With America now into her 238th birthday, the Cincinnati Reds and Milwaukee Brewers played a game that harkened back to the earliest days of baseball, a 1-0 loss for the Redlegs.
Bailey’s day began innoxiously enough with two strikeouts before a double from Jonathan Lucroy and a walk to Carlos Gomez set the stage for Aramis Ramirez. The man likely to win the National League’s fan vote for starting third baseman in next week’s All-Star Game, Ramirez would bring home Lucroy on a soft base hit to left field that would put the Brewers up 1-0. They would never look back.
For the second consecutive outing, Homer Bailey was on top of his game. He had only one clean, 1-2-3 inning, but Bailey still racked up eight strikeouts, while turning a timely double play and saving the bullpen. Such are the breaks for Bailey, as he has been the benefactor on multiple occasions in 2014 where the offense allowed him to pick up a victory he may not necessarily would have merited.
Coming into his start on Saturday, Matt Garza had allowed less than three runs in a start only once since April 30. With the Reds offense seemingly have turned the corner within the friendly confines of Great American Ball Park, crooked numbers seemed assured.
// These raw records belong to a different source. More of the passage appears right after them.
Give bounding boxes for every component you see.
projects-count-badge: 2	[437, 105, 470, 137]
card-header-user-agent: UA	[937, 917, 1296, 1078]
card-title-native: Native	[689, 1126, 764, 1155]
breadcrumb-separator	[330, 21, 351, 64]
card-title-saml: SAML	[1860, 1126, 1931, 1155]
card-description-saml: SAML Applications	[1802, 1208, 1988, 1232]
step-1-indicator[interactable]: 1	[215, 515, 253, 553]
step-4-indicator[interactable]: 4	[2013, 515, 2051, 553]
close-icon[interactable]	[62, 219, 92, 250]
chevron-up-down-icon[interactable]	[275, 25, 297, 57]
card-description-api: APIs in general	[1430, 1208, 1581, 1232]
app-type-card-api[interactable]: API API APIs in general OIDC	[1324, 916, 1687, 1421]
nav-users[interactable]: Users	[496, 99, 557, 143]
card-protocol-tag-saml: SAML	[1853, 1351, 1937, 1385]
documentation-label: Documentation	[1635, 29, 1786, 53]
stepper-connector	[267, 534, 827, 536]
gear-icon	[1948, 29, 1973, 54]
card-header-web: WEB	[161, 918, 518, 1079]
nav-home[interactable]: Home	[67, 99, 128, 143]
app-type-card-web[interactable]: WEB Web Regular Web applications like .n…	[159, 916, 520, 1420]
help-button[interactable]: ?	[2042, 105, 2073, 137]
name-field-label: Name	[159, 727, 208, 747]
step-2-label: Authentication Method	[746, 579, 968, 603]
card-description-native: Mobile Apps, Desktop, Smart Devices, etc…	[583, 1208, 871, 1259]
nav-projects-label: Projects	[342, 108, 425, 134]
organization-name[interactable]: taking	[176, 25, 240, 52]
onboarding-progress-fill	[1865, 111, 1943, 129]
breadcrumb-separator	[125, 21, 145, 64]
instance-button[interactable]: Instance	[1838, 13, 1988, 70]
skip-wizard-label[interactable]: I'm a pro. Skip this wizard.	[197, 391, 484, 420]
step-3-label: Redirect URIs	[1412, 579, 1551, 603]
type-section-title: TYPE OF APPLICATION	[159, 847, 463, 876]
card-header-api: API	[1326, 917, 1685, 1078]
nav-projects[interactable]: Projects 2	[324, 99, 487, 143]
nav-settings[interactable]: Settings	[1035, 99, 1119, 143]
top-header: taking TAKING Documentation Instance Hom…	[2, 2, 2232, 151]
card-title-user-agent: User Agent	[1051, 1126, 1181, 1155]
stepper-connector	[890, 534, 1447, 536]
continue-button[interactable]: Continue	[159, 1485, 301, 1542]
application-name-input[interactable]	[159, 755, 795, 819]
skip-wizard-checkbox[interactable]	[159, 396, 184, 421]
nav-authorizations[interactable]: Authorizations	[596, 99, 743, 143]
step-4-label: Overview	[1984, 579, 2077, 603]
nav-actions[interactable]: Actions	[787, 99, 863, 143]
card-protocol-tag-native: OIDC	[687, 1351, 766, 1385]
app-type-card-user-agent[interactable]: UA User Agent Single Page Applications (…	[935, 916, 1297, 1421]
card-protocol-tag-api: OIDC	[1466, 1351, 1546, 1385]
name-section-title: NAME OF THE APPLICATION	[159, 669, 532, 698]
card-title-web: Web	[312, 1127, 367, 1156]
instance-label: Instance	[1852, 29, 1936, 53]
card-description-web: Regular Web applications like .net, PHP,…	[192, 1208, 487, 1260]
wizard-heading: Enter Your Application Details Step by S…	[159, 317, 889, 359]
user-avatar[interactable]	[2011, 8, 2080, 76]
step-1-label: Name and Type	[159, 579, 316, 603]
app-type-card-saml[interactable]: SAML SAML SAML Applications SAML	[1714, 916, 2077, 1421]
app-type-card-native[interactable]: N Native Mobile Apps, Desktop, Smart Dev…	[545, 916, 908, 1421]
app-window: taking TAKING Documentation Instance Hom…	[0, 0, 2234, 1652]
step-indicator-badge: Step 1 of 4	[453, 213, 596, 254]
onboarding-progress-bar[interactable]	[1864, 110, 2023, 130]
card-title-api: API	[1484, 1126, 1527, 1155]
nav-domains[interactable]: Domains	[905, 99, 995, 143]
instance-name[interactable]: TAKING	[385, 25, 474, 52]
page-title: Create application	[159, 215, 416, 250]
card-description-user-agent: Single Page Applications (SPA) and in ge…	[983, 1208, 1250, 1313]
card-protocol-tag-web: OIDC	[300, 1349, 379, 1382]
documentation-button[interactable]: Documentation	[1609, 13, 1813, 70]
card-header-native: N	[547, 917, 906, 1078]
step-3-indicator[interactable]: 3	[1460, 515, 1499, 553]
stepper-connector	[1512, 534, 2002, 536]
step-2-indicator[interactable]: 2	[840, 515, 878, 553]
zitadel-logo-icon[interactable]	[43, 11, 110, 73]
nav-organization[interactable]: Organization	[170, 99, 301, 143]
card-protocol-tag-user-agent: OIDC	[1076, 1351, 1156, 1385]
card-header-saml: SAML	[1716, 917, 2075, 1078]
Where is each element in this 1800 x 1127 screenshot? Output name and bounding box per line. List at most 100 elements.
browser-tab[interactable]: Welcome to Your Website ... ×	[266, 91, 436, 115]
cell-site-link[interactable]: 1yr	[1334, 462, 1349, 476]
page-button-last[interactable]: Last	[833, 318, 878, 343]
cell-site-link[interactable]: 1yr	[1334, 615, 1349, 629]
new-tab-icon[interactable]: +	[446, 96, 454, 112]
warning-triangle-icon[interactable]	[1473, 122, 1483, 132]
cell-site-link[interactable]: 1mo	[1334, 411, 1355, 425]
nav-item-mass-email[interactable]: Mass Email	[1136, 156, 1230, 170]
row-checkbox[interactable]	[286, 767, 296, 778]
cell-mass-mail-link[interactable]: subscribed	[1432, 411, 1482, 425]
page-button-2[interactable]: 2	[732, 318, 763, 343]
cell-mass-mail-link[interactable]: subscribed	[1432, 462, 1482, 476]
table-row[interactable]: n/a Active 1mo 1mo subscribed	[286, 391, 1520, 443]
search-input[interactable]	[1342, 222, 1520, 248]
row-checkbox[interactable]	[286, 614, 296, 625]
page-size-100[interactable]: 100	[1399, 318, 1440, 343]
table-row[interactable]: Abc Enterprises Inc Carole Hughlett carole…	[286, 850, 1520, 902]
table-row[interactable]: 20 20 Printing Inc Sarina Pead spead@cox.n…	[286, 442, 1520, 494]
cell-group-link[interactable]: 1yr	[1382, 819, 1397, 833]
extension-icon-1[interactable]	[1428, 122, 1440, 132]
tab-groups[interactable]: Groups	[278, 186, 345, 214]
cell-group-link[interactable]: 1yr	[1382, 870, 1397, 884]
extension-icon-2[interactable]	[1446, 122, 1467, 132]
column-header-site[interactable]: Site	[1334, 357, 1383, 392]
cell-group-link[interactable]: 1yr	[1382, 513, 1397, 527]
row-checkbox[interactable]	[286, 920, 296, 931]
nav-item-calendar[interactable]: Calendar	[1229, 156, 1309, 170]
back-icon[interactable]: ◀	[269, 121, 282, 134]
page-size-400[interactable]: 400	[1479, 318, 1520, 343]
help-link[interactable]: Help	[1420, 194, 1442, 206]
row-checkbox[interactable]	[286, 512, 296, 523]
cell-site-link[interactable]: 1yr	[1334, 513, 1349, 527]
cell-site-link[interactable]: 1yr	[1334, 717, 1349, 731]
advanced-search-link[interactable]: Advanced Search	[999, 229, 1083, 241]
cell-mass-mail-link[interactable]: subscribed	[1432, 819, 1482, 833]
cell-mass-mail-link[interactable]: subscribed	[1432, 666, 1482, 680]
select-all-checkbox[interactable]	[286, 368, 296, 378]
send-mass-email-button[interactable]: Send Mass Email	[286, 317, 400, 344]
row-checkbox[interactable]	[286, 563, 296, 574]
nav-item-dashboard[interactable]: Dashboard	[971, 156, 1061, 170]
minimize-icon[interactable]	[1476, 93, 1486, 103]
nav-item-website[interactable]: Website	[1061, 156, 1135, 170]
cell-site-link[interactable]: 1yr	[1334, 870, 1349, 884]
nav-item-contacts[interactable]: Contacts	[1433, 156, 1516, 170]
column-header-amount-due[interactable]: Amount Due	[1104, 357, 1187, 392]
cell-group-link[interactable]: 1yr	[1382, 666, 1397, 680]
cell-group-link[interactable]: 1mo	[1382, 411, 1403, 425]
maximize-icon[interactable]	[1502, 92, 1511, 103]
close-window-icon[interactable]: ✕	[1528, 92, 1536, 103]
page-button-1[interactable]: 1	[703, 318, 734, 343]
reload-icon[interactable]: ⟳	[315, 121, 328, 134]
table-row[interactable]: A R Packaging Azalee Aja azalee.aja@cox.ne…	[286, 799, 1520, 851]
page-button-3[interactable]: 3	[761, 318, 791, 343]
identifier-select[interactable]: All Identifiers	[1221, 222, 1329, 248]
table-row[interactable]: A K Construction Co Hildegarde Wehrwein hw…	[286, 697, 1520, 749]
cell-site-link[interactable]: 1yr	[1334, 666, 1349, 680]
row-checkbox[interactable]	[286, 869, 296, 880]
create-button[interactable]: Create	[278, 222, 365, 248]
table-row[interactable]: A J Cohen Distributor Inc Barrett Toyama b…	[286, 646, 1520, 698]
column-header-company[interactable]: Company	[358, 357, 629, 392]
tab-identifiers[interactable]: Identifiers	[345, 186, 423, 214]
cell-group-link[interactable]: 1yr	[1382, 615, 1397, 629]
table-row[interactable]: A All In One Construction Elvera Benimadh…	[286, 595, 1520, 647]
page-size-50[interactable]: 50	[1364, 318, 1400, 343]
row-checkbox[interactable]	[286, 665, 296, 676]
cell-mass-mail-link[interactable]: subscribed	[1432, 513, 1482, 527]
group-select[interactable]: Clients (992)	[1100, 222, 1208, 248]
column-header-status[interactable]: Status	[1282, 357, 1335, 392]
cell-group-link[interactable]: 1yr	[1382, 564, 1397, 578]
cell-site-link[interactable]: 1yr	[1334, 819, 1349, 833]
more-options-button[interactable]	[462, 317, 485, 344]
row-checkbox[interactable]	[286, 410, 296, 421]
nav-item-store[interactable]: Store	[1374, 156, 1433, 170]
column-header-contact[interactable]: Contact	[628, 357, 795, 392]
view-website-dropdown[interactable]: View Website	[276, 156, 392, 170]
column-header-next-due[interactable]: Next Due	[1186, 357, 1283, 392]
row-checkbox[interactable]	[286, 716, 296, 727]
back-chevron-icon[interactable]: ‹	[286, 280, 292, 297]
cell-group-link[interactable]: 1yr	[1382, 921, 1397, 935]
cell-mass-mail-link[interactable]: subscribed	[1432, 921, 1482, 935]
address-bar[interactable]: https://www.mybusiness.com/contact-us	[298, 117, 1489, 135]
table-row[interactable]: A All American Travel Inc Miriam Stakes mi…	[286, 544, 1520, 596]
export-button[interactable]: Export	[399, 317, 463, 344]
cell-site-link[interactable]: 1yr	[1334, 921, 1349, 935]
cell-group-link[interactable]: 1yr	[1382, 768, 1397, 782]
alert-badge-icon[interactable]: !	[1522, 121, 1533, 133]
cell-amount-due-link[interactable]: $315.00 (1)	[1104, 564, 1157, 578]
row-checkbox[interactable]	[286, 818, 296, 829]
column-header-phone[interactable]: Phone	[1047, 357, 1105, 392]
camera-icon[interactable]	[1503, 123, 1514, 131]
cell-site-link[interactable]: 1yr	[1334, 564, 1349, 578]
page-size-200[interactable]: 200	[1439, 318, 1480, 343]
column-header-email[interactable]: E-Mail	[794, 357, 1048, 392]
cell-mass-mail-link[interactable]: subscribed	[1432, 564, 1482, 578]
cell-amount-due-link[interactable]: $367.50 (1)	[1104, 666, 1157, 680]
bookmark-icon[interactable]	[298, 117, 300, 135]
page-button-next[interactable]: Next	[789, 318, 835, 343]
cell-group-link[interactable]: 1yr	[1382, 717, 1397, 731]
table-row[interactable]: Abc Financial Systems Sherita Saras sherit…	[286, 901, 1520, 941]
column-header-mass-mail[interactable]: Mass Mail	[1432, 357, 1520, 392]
It took until the fifth inning for the Redlegs to reach base on a Brandon Phillips opposite field base hit. Jay Bruce followed up the leadoff single with a rocket shot that was snared by Milwaukee first baseman Mark Reynolds. The inning took a drastic turn from run scoring, to a line drive double play. Bruce hit the ball so hard; it tore the webbing out from Reynolds’ glove.
Bruce would finish the day 0-for-3, meaning it has now been a week since his last base hit. A dreadful 0-for-23 slump has seen his average plummet all the way down to a horrific .228.
Even with his bat not producing, Bruce still found a way to influence the game. In consecutive innings (sixth and seventh), a relay from Bruce to a middle infielder would nail a Brewer at the plate, cutting a run off the board and keeping Cincinnati within striking distance. Jonathan Lucroy and Mark Reynolds are not the most fleet of foot members of the Milwaukee brigade, which makes the decision seem all the more curious—especially with one of the best throwing arms in baseball patrolling right field.
Only one batter would so much as reach second base against Garza on Saturday. Zack Cozart’s double in the sixth was lost in the back-to-back strikeouts of Homer Bailey and Billy Hamilton to squelch any type of rally before it ever began.
It was 111 pitches of absolute mastery from Garza. He saved life on his fastball for late in the contest, especially when he would blow away Joey Votto with 95 MPH on the outside corner to seal the contest. He would only allow two hits and walk two batters en route to his first shutout of the season, and only the fourth of his career.
Rome was not built in a day, and the National League Central Division lead cannot be conquered in one series. With a victory in the rubber match on Sunday, the Reds will have skimmed a game off the lead of the Brewers with three solid months of baseball still to be played.
In a rematch from just a few short weeks ago, Mat Latos and Yovani Gallardo will toe the slab opposite one another. The first pitch is slated for 1:10 p.m. with a capacity crowd expected to be in attendance within the walls of Great American Ball Park.